Stag, who represents several banks alleging spill-related losses, said financial institutions are another large category of excluded claims. He also declined to name his clients.
“When the offshore business slows down and no lines of credit are being taken out for capital investment for ongoing drilling and everyone scales back, that’s going to have a substantial effect on banks’ revenues,” he said.
Stag said he represents a regional radio-communications company, which he declined to identify, that was selling its business when the deep-water drilling ban went into effect and killed the deal.
“That’s a $10 million to $20 million loss right there,” Stag said. “I wouldn’t be surprised if there’s another $4 billion to $8 billion in total spill-related losses out there. If we include all the moratorium-related losses, it might be even more than that.”
Also excluded from BP’s settlement are Gulf Coast residents with certain medical injuries who live more than half a mile off the beach or a mile inland from a wetland.
Michael Robichaux, a Raceland, Louisiana doctor, said he has treated scores of spill patients for “the exact same injuries” he treated in U.S. veterans of the Persian Gulf War.

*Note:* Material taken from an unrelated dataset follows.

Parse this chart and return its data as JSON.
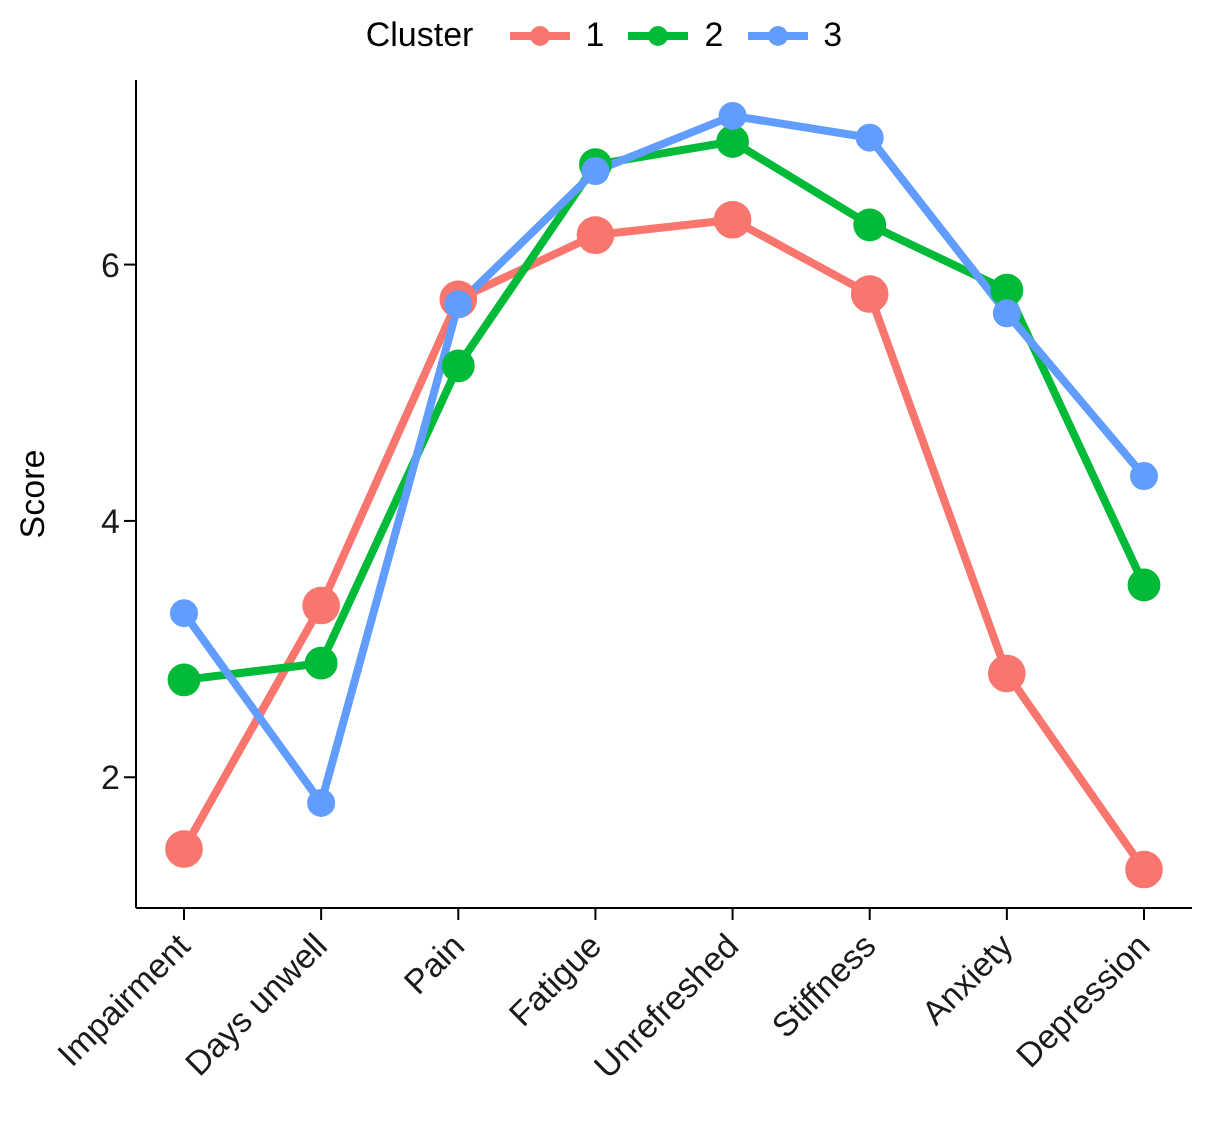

The injuries range from skin and eye irritations to chronic headaches, he said.
All of these patients were exposed to oil or toxic chemical dispersants used to break up the spill, including ones who live outside the settlement boundaries, Robichaux said.
“I’m treating patients with chronic illnesses that will affect them for the rest of their lives, and they’re not even included in what was negotiated with BP,” Robichaux said. “These patients and their injuries are screwed, and that’s the nicest thing I can say about it.”

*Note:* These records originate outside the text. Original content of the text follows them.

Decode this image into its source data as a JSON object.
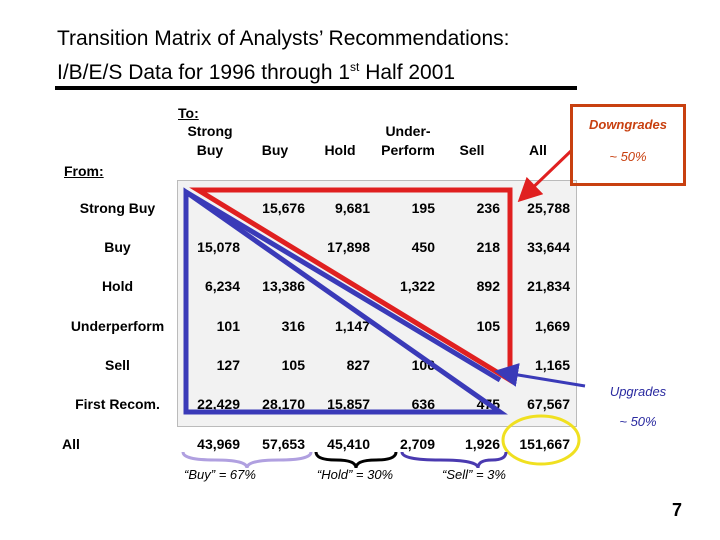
{
  "title": {
    "line1": "Transition Matrix of Analysts’ Recommendations:",
    "line2_a": "I/B/E/S Data for 1996 through 1",
    "line2_sup": "st",
    "line2_b": " Half 2001"
  },
  "headers": {
    "to": "To:",
    "from": "From:",
    "cols": [
      {
        "l1": "Strong",
        "l2": "Buy"
      },
      {
        "l1": "",
        "l2": "Buy"
      },
      {
        "l1": "",
        "l2": "Hold"
      },
      {
        "l1": "Under-",
        "l2": "Perform"
      },
      {
        "l1": "",
        "l2": "Sell"
      },
      {
        "l1": "",
        "l2": "All"
      }
    ]
  },
  "rows": [
    {
      "label": "Strong Buy",
      "cells": [
        "",
        "15,676",
        "9,681",
        "195",
        "236",
        "25,788"
      ]
    },
    {
      "label": "Buy",
      "cells": [
        "15,078",
        "",
        "17,898",
        "450",
        "218",
        "33,644"
      ]
    },
    {
      "label": "Hold",
      "cells": [
        "6,234",
        "13,386",
        "",
        "1,322",
        "892",
        "21,834"
      ]
    },
    {
      "label": "Underperform",
      "cells": [
        "101",
        "316",
        "1,147",
        "",
        "105",
        "1,669"
      ]
    },
    {
      "label": "Sell",
      "cells": [
        "127",
        "105",
        "827",
        "106",
        "",
        "1,165"
      ]
    },
    {
      "label": "First Recom.",
      "cells": [
        "22,429",
        "28,170",
        "15,857",
        "636",
        "475",
        "67,567"
      ]
    },
    {
      "label": "All",
      "cells": [
        "43,969",
        "57,653",
        "45,410",
        "2,709",
        "1,926",
        "151,667"
      ]
    }
  ],
  "callouts": {
    "downgrades": "Downgrades",
    "downgrades_pct": "~ 50%",
    "upgrades": "Upgrades",
    "upgrades_pct": "~ 50%"
  },
  "shares": {
    "buy": "“Buy” = 67%",
    "hold": "“Hold” = 30%",
    "sell": "“Sell” = 3%"
  },
  "page_number": "7",
  "colors": {
    "downgrade": "#e02020",
    "upgrade": "#3a3ab8",
    "circle": "#f0e020",
    "brace_buy": "#b0a0e0",
    "brace_hold": "#000000",
    "brace_sell": "#4a3ab0"
  }
}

Stag said he opted-out about 600 medical victims from BP’s settlement because the compensation offered was too low.
“A lot of health effects have yet to be seen,” he said. “The result is some of these people are going to die. It’s just a matter of how many.”
Following next week’s trial, claimants may pursue their claims individually, with the court’s determination of fault in hand. However, they will have to then prove they were injured, and that it was caused by the spill defendants.
Thomas McGarity, another University of Texas law professor, said the more directly a victim can prove his loss was caused by the spill, the better his chances of making BP pay.
“With businesses that can say they lost this particular deal with this direct economic harm, they may have a chance” at a trial, McGarity said.
BP can be expected to dispute claims from the excluded categories, Mithoff said, adding: “They’re putting that fight off for another day.”
The company said in court papers that it may try to prove that tax-revenue losses by some governmental entities and revenue-loss claims by some tourism businesses, such as casinos, were offset by increases in economic activity generated by BP’s cleanup crews.
Thousands of BP workers swarmed the coastline in 2010 and 2011 to clean up the spill, and BP said in court filings that spending by these workers largely replaced lost tourist dollars.
“I don’t think that argument will resonate well with a jury,” Stag said.
The case is In re Oil Spill by the Oil Rig Deepwater Horizon in the Gulf of Mexico on April 20, 2010, MDL-2179, U.S. District Court, Eastern District of Louisiana (New Orleans).